TA: 100s protest plan to deport illegal residents' kids

During rally, Esther Aikpehae, featured in Oscar-winning film "Strangers No More," says she has "nowhere else to call home."

Esther Aikpehae_311 (photo credit: Ben Hartman)
Esther Aikpehae_311
(photo credit: Ben Hartman)
Several hundred people gathered in central Tel Aviv on Friday to protest government plans to deport hundreds of children of foreign workers and illegal residents of Israel.
Speaking at the rally in Tel Aviv’s Gan Meir park, 2004 Israel Prize laureate actress Gila Almagor said “these 400 children are considered illegal, but they are Israeli children just like our children. They were born here, grew up here and the don’t have any other country,” adding that they must be given permanent status in Israel.

RELATED:Bialik-Rogozin’s challenge to ZionismFilm about south Tel Aviv school wins documentary Oscar
Almagor also vowed to hide children from the authorities if the deportations go forward, saying, “If the interior minister doesn’t go back on his decision to expel the children, I, Gila Almagor, will do all I can to hide these children, and I am willing to pay the price for it.”
Ten-year-old Esther Aikpehae, one of the stars of the documentary short Strangers No More, which won an Academy Award last week, and follows the lives of children at south Tel Aviv’s Bialik- Rogozin school, home to 180 children who face deportation, including Esther, addressed the crowd after Almagor. Aikpehae spoke about her life in Israel, activities in her scout troop, and the fact that in her words, she has nowhere else to call home.
“This was a very happy week for me, the movie Strangers No More, filmed at my school, Bialik-Rogozin which I took part in, won an Oscar, bringing honor to Israel and the city of Tel Aviv.
“The Interior Ministry has different plans for me. I speak Hebrew, write Hebrew and read it without vowels. But like other kids, I don’t meet the criteria of the Interior Ministry, and my status in Israel is in doubt. In the name of all the other children who find themselves in this position, I call on the State of Israel to let me stay.
We don’t have another country.”
Aikpehae is one of around 400 children of foreign workers and African migrants in Israel who are set to be deported from Israel following a cabinet decision last July, even though a very large number of them were born in Israel.
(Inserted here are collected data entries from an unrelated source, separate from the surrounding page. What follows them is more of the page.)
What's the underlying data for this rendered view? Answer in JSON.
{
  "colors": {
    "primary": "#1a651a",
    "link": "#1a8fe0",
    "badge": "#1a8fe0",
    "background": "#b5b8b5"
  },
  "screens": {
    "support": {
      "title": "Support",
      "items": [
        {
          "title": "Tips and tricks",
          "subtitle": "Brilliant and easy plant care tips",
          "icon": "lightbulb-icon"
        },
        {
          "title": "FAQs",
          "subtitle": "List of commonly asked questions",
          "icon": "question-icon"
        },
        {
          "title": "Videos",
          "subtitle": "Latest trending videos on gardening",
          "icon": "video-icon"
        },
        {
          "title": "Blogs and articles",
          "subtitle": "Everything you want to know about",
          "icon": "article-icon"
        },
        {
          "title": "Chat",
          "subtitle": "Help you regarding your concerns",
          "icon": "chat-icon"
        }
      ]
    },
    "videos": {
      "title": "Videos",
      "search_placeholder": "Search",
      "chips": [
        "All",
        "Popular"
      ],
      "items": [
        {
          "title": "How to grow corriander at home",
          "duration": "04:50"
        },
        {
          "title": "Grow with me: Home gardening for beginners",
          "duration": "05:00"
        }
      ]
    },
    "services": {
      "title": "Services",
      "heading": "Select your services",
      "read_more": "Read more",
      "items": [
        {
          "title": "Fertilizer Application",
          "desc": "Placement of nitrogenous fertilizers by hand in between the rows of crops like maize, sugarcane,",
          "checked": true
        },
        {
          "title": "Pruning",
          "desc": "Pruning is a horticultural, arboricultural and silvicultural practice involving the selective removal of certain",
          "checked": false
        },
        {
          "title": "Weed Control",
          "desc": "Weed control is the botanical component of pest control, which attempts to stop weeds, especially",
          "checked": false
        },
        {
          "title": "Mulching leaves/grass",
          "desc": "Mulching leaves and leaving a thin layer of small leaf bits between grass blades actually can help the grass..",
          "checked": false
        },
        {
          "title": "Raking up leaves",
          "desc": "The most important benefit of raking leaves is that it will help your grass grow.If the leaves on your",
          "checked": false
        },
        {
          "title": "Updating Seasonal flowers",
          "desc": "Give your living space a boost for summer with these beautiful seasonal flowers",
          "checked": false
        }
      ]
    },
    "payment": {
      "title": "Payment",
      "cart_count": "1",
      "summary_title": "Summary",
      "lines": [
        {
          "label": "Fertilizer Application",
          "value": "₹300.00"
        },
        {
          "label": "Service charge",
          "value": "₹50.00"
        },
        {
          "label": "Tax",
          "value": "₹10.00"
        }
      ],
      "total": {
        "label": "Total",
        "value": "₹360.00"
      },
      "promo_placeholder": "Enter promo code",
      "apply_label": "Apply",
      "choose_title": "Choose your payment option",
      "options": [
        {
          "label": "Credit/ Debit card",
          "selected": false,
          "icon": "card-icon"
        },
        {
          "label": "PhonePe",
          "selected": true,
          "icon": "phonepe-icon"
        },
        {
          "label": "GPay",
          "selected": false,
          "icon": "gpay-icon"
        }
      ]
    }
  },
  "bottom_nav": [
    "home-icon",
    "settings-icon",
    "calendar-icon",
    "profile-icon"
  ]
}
Last week, reports emerged that the Population, Immigration and Borders Authority has built a detention facility at Ben- Gurion Airport to jail resident aliens and their children for a short period of time pending their deportation from Israel.
During the protest on Friday, a small counter-protest appeared suddenly, made up of about two dozen residents of south Tel Aviv, many of them wearing buttons that said “no more baby visas!” The counter-protesters chanted “Israel is a Jewish country,” and described the influx of foreigners as threatening the Jewish make-up of Israel and wreaking havoc on their neighborhoods.
“They have already become the majority and we are the minority,” said “Yochanan,” a resident of South Tel Aviv’s Shapira neighborhood, who also described what he said is a soaring crime rate and untold numbers of rapes that are never reported.